Bello, se fosse vero. Infatti, se fosse vero, come spiegare che, in questi giorni di gloriosa celebrazione di tutto ciò che è buono e fraterno, un corpo di uomo martoriato da anni e anni di dolore è stato dichiarato indegno e tenuto fuori da una chiesa?

Perché la sua voce - che non era più voce eppure era piena di passione ed era chiara - non si doveva ascoltare a meno di cedere al male e di arrendersi all'immoralità dei comandamenti violati?

Devo una risposta a chi sta per dirmi con un po' di esasperazione: «Oh, andiamo, ancora quella storia di Welby? Nel mondo ne succedono tante di cose brutte e voi vi intestardite con questa vicenda italiana che per fortuna è ormai finita! E poi la Chiesa ha le sue regole. Non puoi violarle e poi pretendere che non sia successo niente. Ogni autorità ha il suo diritto, e il primo diritto è di essere padrona in casa sua».

La risposta che mi sento di dare è questa: l'affermazione che ho appena trascritto è logica. Ma la logica è implacabile, non è un treno che si ferma per fine binario. Il percorso continua e arriva in un punto in cui nega tutto ciò che viene proclamato nei titoli di lancio dei Tg che ci hanno guidato e accompagnato mentre i giornali tacevano, durante le festività natalizie. Quella negazione significa: siamo tutti buoni meno gli esclusi. Siamo tutti fratelli meno gli indisciplinati che non possono più reggere il dolore indicibile. Siamo tutti figli di Dio meno quelli che vengono espulsi dal club e che non possono, a causa di alcuni insopportabili guasti nel fisico, fare un salto in chiesa col cappotto migliore prima della pasticceria. Chi non è in regola con le regole, via, fuori. Fuori dalla Chiesa. Probabilmente un piccolo prete non tanto intelligente da capire il vero senso di ciò che faceva, ha preso la decisione di umiliare il cadavere di un uomo morto di dolore, tenendolo sul marciapiede fuori dalla chiesa. Ma il gesto è stato compiuto, è stato approvato, non è stato negato, non ha provocato scandalo.

Ed ecco la conseguenza: quel gesto di indifferenza crudele da circolo del golf che umilia il socio non in regola con i contributi, nega tutti gli altri gesti buoni, fraterni, affettuosi, le 62 lingue della benedizione per tutti, le invocazioni di pace, le esortazioni al bene.
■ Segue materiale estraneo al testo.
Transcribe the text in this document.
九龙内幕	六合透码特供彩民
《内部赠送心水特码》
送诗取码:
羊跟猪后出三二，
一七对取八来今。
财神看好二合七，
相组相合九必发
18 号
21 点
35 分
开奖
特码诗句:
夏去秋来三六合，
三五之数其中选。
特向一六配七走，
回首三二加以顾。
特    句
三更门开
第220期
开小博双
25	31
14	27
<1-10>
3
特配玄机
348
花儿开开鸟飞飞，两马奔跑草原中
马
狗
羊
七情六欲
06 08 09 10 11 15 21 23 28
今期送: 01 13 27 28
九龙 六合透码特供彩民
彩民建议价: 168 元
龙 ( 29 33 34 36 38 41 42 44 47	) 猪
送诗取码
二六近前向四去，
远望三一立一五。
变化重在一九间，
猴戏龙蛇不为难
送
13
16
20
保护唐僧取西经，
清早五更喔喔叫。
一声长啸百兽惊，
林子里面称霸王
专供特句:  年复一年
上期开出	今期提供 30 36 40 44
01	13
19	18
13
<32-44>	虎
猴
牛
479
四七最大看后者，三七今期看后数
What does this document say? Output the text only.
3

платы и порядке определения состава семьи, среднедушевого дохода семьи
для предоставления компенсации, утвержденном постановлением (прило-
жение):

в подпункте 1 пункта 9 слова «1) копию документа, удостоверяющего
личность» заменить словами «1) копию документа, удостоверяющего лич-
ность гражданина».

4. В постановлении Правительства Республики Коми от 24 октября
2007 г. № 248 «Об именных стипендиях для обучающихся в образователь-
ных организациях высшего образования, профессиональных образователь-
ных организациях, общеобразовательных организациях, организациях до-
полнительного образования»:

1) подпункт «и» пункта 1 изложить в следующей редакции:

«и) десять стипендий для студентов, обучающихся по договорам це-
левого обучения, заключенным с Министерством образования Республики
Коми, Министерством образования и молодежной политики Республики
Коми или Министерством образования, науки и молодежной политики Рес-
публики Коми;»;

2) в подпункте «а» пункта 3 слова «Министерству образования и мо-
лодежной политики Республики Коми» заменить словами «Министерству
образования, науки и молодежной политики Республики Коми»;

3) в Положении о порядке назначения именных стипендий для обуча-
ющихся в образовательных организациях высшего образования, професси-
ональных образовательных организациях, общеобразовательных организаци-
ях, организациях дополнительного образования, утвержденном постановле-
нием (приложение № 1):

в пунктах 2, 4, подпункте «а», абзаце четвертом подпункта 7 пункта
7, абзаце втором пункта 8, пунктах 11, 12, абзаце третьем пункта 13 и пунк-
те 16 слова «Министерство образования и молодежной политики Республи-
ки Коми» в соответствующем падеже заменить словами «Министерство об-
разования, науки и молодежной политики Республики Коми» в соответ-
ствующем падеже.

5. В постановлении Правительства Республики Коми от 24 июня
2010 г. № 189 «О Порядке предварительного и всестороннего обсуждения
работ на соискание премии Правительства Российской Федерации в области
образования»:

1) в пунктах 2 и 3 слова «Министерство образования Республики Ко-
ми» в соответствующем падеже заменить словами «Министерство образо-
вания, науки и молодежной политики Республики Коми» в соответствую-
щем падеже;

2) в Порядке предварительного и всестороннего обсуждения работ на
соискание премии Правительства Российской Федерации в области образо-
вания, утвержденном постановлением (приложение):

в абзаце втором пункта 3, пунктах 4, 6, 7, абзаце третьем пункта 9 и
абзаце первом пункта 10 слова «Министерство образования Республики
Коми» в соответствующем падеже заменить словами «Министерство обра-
È come sottrarre alla accettazione di una valuta il deposito di riserve che la sostiene. E' come negare in contemporanea, in diretta, su un piccolo schermo laterale che però tutti vedono, le grandiose scene di folla credente che appaiono, negli stessi giorni e ore e minuti, su tutti gli altri schermi.

C'è il seme nascosto, ma non tanto nascosto, della guerra santa, nel respingere il cadavere di un uomo che in nome della sua sofferenza chiede accoglienza. C'è perché la decisione è crudele, il giudizio è senza appello. E la sezione "credenti, dunque buoni" è una camera stagna senza altri passaggi che quelli autorizzati da un potere chiuso e sovrano. Tutto il resto sono parole. Parole dei telegiornali che, per sicurezza, usano nei servizi giornalistici il linguaggio liturgico (sempre meglio mettersi al sicuro dalla cacciata dal club), parole anche belle e nobili e ispirate, ma troppo lontane e separate e diverse e alla fine indifferenti al rifiuto di un corpo che cerca misericordia.

Ecco il punto in cui si è spezzata l'immagine. Se resti - se non altro per pietà, che dovrebbe essere il più religioso dei sentimenti - accanto a quel corpo lasciato sul marciapiede, vedi per forza che non c'è traccia di amore, di carità e di quel potente sentimento umano che viene prima del perdono e induce così tanti a battersi contro la pena di morte anche quando riguarda il peggior criminale. Io sono l'altro, la sua sofferenza mi importa persino se non la conosco, so che non posso far finta che non esista il suo dolore.

Quando tutto ciò vola via, e lo spazio vuoto dell'altro come me stesso viene occupato da un implacabile e invalicabile elenco di regole, siamo in un mondo cupo e antico di osservanti e di apostati, di credenti e infedeli, di ammessi e scacciati, di salvati e reietti, e più le divisioni sono nette e invalicabili più il mondo si spacca fra santi e dannati, ovvero, la guerra santa. Dov'è cominciato l'oscuro crepuscolo che impedisce di vedere quale rischio corre il mondo fra città chiuse e persone abbandonate e non una parola per chi è rimasto chiuso fuori?